Georgia. The Peach State’s low tax climate is attracting retirees by the bushel. How’s this sound: Not only is Social Security exempt from state taxes, so is up to $35,000 of most types of retirement income for those age 62-64. For those 65 and older, the exemption is $65,000 per taxpayer, or $130,000 per couple. There’s no state estate tax and no inheritance tax.
Kentucky. The Bluegrass State’s riding high with an exemption for Social Security taxes, plus up to $31,110 per person for a wide variety of retirement income. There is an additional exclusion for qualified military, civil service and state and local government pensions. Kentucky also has a homestead exemption on the assessed value of a qualifying single-unit property, which is assessed every two years, according to the cost-of-living index.
New Hampshire. The Granite State rocks taxes: there’s no state income tax, no estate or inheritance tax and no taxes on Social Security benefits. There’s also no sales tax. There is a 5% tax on dividend interest, but a $1,200 exemption is available for residents 65 or older.
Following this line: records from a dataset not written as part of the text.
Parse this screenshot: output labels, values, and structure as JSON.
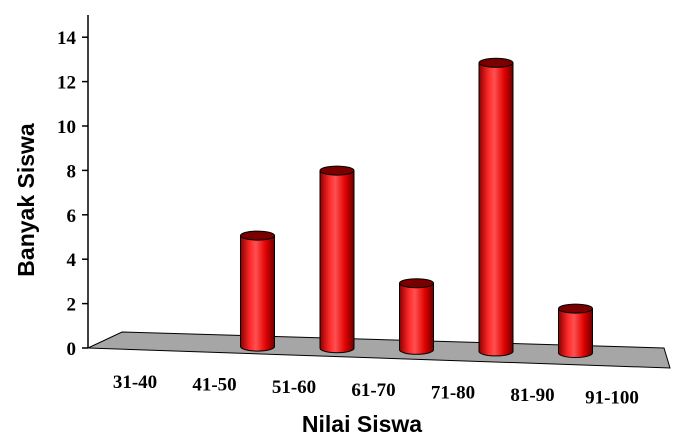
{
  "chart_data": {
    "type": "bar",
    "title": "",
    "xlabel": "Nilai Siswa",
    "ylabel": "Banyak Siswa",
    "categories": [
      "31-40",
      "41-50",
      "51-60",
      "61-70",
      "71-80",
      "81-90",
      "91-100"
    ],
    "values": [
      0,
      5,
      8,
      3,
      13,
      2,
      0
    ],
    "ylim": [
      0,
      14
    ],
    "yticks": [
      "0",
      "2",
      "4",
      "6",
      "8",
      "10",
      "12",
      "14"
    ],
    "grid": false,
    "legend": "none",
    "style": "3d-cylinder",
    "colors": {
      "bar": "#ff0000",
      "bar_dark": "#7a0000",
      "floor": "#a6a6a6",
      "axis": "#000000"
    }
  }
}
Nevada. Hit the tax jackpot in this state. There are no taxes on groceries and the average combined state and local sales tax rate is 8.14%. No state income tax, no estate tax, no inheritance tax. You can cash in your retirement funds—tax free.
Pennsylvania. The Keystone State exempts most retirement income from state taxes. Social Security benefits, public and private pensions and distributions from 401(k) and IRA plans are tax free. There are often high local income taxes, but they only apply to earned income. However, there is a state inheritance tax, calculated as a percentage of the value of the estate transferred to beneficiaries and there are different rates depending on the relationship of the heir to the decedent and the decedent’s date of death.
Florida. The Sunshine State is chock full of retirees who come for the climate and enjoy the state’s tax policies. There are no state income taxes, no estate tax and no inheritance tax. The average combined state and local tax rate is 6.8%.
Mississippi. The Magnolia state’s tax policies are in full flower, with no state income tax on Social Security benefits, IRA and 401(k) plan withdrawals, income from public and private pensions and other types of qualified retirement income. Starting in 2019, the first $1,000 of taxable income is except from the 3% rate, and by 2022, the first $5,000 will be except.
South Dakota. No state income tax, no estate tax and no inheritance tax make the Mount Rushmore state a friendly place for retirees. Social Security benefits and other retirement income enjoys a tax-free ride. Sales taxes are low, but most everything is taxed, including groceries, non-prescription drugs and many services. South Dakota started collecting tax from out-of-state retailers late this year.
Wyoming. Abundant tax revenue from oil and mineral rights makes Wyoming one of the lowest taxed states in the nation. There’s no income tax, sales taxes are low and the median property tax on the median home value of $199,000 is $1,223, the ninth-lowest in the country.
Alaska. Okay, we know that not many readers are packing up to move to this rugged state. However, if you did, you’d enjoy no state income tax, so everything from Social Security benefits to retirement account withdrawals to investment gains are tax free. There’s no state sales tax, and in Anchorage and Fairbanks, there are no local sales taxes. Once you’ve established residency for at least a year, you get a dividend check from the state’s oil wealth savings accounts.
Each state listed here comes with a tradeoff. In Nevada, you have to be willing to live with extreme temperatures, while in Alaska, you may not get to see friends and family often. However, if taxes are a concern, now you know some of your options.